O Irã ampliou neste domingo, 12, sua ofensiva militar no Oriente Médio ao lançar mísseis e drones contra países do Golfo, em mais um episódio de escalada das tensões na região. Os ataques atingiram Kuwait, Bahrein, Emirados Árabes Unidos, Catar, Omã e Jordânia e acontecem depois de Teerã fechar o Estreito de Ormuz por tempo indeterminado.
A tensão aumentou ao longo do dia depois que Kuwait, Bahrein e Emirados Árabes Unidos relataram ataques aéreos contra seus territórios. Explosões também foram registradas no Catar. As autoridades de Doha afirmaram ter interceptado mísseis, enquanto o governo iraniano declarou que atacou uma base aérea americana no emirado em resposta aos ataques contínuos dos Estados Unidos.
A Guarda Revolucionária também informou ter destruído bases de apoio logístico a porta-aviões americanos no porto de Duqm, em Omã. O governo omanense condenou a ofensiva "com máxima firmeza", segundo a agência oficial de notícias ONA.
A Jordânia informou ter sido alvo de três mísseis iranianos neste domingo, mas afirmou que os projéteis não causaram danos.
Em meio à escalada, a Guarda Revolucionária Islâmica do Irã (IRGC) anunciou o fechamento do Estreito de Ormuz após disparar um tiro de advertência contra uma embarcação que tentava atravessar a via marítima por uma rota considerada não autorizada.
Segundo comunicado divulgado pela agência semi-oficial Tasnim, ligada à Guarda Revolucionária, o estreito permanecerá fechado até novo aviso e "até que cesse a interferência regional dos Estados Unidos”. O texto afirma ainda que "nenhuma embarcação ou navio militar terá permissão para passar" e condena a presença de "potências estrangeiras" na região.
O Estreito de Ormuz é uma das principais rotas marítimas para o transporte global de petróleo e gás natural.
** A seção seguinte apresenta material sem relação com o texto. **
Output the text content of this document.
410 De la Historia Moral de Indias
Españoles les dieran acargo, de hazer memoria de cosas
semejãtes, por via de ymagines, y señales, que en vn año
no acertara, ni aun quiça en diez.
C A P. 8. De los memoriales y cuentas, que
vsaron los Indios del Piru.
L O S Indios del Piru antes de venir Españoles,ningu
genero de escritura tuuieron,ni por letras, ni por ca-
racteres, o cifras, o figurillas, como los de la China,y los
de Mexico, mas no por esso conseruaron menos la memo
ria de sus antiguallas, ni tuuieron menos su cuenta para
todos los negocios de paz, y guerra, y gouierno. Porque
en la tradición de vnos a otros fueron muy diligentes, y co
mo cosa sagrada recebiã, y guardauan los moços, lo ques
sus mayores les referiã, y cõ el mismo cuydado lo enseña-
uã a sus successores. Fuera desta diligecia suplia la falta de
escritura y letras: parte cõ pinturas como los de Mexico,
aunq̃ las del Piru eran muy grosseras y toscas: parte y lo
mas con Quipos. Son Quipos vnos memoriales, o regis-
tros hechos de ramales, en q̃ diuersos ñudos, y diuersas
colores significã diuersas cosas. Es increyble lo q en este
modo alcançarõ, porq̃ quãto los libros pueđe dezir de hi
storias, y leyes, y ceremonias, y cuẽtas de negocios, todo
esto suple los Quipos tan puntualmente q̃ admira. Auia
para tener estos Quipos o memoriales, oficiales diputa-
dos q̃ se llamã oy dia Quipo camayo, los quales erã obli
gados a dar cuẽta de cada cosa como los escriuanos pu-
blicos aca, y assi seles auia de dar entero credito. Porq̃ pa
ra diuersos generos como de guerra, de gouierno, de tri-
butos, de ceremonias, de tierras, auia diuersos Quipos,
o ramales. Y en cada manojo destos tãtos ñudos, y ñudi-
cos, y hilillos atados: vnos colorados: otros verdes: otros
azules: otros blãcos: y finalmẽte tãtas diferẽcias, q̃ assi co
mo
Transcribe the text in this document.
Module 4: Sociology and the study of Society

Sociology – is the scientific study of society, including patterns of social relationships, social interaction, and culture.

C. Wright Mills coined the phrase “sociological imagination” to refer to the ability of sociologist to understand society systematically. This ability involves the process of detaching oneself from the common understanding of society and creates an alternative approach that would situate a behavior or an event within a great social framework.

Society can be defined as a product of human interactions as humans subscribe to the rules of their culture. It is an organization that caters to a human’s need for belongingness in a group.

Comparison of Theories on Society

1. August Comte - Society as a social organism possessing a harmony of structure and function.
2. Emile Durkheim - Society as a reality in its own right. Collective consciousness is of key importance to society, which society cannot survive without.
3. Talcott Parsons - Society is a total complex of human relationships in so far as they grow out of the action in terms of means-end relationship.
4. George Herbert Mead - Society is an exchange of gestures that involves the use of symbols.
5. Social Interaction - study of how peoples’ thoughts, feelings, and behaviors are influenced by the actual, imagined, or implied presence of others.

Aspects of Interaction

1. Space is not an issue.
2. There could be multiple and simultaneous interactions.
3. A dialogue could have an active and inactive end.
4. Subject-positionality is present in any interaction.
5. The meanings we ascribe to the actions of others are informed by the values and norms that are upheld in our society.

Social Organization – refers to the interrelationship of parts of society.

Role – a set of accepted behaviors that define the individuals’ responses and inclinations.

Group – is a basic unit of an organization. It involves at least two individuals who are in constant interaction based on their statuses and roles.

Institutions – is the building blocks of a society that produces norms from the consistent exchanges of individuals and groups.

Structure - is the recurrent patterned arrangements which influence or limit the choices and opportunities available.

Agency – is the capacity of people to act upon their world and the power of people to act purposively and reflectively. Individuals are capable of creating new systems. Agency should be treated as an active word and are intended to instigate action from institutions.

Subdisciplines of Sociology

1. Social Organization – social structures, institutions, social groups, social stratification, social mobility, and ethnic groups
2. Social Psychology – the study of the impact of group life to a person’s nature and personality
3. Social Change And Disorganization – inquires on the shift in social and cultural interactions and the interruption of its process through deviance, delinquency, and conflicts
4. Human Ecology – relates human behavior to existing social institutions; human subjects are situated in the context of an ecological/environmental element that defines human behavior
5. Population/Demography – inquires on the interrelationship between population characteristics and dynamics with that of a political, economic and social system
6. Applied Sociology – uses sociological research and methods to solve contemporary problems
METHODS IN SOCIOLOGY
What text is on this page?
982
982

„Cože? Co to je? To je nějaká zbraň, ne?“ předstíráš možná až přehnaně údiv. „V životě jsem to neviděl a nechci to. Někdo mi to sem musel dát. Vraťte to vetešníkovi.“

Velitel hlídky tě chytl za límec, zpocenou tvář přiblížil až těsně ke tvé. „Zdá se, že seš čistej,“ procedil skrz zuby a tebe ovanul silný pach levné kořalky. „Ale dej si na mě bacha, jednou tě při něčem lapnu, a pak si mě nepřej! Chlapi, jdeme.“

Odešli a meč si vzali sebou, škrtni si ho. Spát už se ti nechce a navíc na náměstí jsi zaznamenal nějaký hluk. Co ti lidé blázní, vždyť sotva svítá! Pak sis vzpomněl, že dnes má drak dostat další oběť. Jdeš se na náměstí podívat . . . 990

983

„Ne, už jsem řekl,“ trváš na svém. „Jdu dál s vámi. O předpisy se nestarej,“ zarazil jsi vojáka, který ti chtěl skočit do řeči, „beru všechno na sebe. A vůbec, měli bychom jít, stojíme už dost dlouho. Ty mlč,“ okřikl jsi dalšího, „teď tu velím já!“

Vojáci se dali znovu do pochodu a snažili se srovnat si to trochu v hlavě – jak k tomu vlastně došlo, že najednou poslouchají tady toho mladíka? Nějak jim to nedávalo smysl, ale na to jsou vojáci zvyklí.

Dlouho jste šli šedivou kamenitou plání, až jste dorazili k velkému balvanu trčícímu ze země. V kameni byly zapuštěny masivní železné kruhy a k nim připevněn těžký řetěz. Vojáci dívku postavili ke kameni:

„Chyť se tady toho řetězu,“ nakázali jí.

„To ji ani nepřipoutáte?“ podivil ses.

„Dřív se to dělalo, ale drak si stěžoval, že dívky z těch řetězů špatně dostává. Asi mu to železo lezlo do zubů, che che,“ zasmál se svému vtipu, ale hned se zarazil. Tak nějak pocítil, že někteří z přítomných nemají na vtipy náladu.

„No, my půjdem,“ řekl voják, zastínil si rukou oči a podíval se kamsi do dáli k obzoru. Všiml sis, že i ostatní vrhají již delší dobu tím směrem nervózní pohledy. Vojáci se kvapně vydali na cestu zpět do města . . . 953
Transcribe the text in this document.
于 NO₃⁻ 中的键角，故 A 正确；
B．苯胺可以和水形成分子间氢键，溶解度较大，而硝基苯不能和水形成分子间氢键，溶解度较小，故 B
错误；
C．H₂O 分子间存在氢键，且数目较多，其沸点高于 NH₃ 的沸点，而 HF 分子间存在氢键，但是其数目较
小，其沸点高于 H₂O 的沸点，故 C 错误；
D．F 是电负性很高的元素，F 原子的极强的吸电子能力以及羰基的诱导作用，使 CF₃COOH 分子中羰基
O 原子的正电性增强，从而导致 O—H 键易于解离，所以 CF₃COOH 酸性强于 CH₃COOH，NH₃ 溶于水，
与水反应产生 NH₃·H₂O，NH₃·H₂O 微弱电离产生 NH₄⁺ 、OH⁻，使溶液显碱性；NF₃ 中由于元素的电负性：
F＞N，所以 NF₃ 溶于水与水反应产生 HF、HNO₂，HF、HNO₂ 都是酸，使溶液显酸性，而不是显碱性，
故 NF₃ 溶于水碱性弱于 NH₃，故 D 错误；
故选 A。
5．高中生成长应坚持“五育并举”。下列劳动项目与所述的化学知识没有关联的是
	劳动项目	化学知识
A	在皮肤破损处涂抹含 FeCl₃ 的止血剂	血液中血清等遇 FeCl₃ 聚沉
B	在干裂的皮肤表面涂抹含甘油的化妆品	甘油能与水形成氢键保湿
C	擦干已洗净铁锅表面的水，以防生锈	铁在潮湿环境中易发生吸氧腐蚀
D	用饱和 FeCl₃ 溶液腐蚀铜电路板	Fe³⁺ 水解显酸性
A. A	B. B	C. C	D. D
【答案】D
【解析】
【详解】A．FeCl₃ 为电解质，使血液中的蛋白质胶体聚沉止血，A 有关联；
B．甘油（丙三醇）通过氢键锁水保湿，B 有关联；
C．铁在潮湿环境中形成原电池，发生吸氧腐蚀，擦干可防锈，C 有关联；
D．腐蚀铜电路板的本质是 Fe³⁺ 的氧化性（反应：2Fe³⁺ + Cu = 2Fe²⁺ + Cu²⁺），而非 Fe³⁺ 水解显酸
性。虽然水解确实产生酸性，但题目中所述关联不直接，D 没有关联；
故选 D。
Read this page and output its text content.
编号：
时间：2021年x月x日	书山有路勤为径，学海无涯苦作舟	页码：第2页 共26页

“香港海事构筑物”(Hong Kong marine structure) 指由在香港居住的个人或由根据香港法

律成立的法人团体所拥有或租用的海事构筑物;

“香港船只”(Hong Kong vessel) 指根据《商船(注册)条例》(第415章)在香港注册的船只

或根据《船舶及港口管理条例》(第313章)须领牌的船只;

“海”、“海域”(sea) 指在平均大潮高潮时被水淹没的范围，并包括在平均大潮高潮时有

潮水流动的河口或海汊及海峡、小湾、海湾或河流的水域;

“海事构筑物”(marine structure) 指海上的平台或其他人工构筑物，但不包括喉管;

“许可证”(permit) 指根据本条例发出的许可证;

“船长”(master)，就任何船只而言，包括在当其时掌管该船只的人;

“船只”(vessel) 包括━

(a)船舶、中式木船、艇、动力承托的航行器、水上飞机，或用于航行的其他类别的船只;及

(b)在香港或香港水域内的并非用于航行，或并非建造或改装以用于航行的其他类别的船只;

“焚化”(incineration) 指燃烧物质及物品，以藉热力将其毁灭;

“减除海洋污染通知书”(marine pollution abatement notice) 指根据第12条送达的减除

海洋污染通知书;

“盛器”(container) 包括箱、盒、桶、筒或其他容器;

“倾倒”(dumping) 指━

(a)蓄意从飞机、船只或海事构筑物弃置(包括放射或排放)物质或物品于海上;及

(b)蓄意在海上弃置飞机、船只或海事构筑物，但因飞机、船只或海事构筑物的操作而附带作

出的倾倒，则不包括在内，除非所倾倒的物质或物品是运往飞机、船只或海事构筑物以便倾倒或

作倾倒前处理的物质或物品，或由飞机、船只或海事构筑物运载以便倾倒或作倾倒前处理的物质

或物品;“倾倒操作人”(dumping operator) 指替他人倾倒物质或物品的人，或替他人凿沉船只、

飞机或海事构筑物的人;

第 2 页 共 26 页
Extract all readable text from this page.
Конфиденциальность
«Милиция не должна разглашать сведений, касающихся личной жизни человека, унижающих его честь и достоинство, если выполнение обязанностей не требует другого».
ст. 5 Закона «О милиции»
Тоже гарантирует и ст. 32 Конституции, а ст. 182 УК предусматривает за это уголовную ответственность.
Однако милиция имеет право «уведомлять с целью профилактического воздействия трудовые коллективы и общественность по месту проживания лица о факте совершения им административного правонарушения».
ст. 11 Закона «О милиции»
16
Qualquer interrupção no tráfego pela região pode provocar impactos imediatos no comércio internacional de energia.
Diante do agravamento da situação, o ministro das Relações Exteriores do Paquistão e mediador no conflito, Ishaq Dar, pediu que as partes promovam uma "desescalada" e demonstrem "contenção".
Apesar da nova escalada, o presidente dos Estados Unidos, Donald Trump, afirmou na sexta-feira, 10, que Washington e Teerã seguem negociando uma trégua, mesmo após ataques recentes que violaram parcialmente o cessar-fogo.